En la ópera, que se vuelve a presentar hoy y el sábado, se destacan las voces de los protagonistas. Un año después, con cambios en especial en la ubicación temporal de la acción, se la ubica en el siglo XVII, el público la acepta y comienza su carrera hasta transformarse en la ópera por antonomasia. Video: "El brindis", por Pavarotti.

Miércoles 07 de Octubre de 2009

Cuando Verdi estrena "La Traviata" en La Fenice de Venecia el 6 de Marzo de 1853, tiró a la cara del público burgués un argumento sórdidamente realista, en donde la protagonista, una prostituta del alto mundo parisino, muere de tuberculosis. Pero luego de unas pocas presentaciones debió ser retirada de cartelera. Un año después, con cambios en especial en la ubicación temporal de la acción, se la ubica en el siglo XVII, el público la acepta y comienza su carrera hasta transformarse en la ópera por antonomasia.

La producción del teatro el Círculo, que subió a escena el domingo pasado, llegó con un año de retraso, pero valió la pena la espera. Hoy, a las 21, en el teatro de Laprida y Mendoza, la ópera vuelve con Marina Silva en el papel de la cortesana, mientras que Ferracani retoma ese personaje en la función del 10 de octubre.

La soprano Mónica Ferracani es una Violetta Valéry magnífica.Una cantante sutil que sabe equilibrar el aspecto técnico con la veta emocional que esta obra requiere, como se vio en el vibrante "Amami, Alfredo" y la lectura de la carta del cuarto acto.

El tenor Juan Carlos Valls se mostró en ciertos pasajes un tanto impetuoso con su voz, pero con un dominio de los agudos de poderosa emisión y buena proyección. La inclusión de la cabaletta "Oh mio rimorso!", con el Do añadido, sirvió de lucimiento para el artista y delirio del público.

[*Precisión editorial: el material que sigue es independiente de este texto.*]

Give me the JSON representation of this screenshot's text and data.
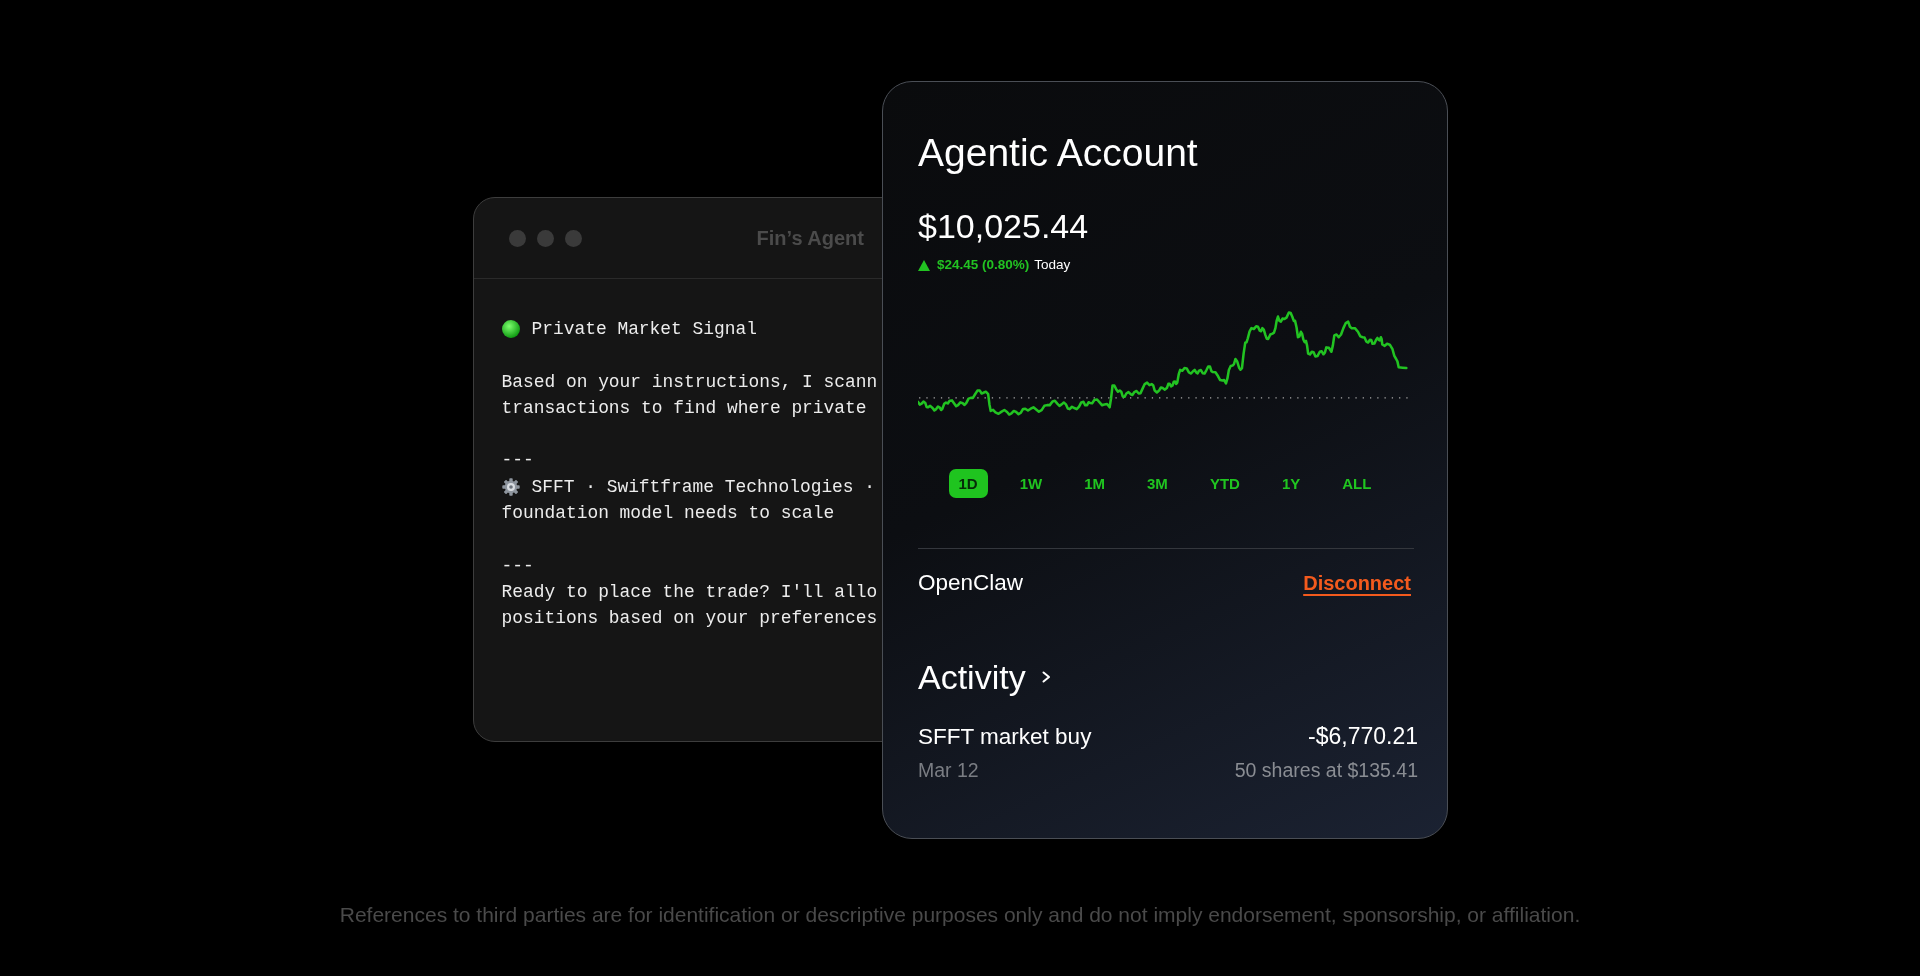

Valls se mueve bien en el escenario, pero faltó la química ardiente que se requiere entre los amantes, sobre todo en la escena segunda.

El coro de la Opera de Rosario, dirigido por Horacio Castillo, fue homogéneo y con un sonido pleno, especialmente en el final del tercer acto.

Marcelo Pozo, al frente de la Orquesta Sinfónica provincial, ofreció una cuidada lectura de la partitura, con buen sonido de las cuerdas y con inspirados momentos.

Escenográficamente, el cuarto acto fue el más contundente. La sensación de claustrofobia está sugerida por la oscuridad de la escena, donde el único elemento de color es un recorte de cielo.

Una buena producción rosarina que dará oxigeno al montaje de nuevos títulos en la temporada próxima.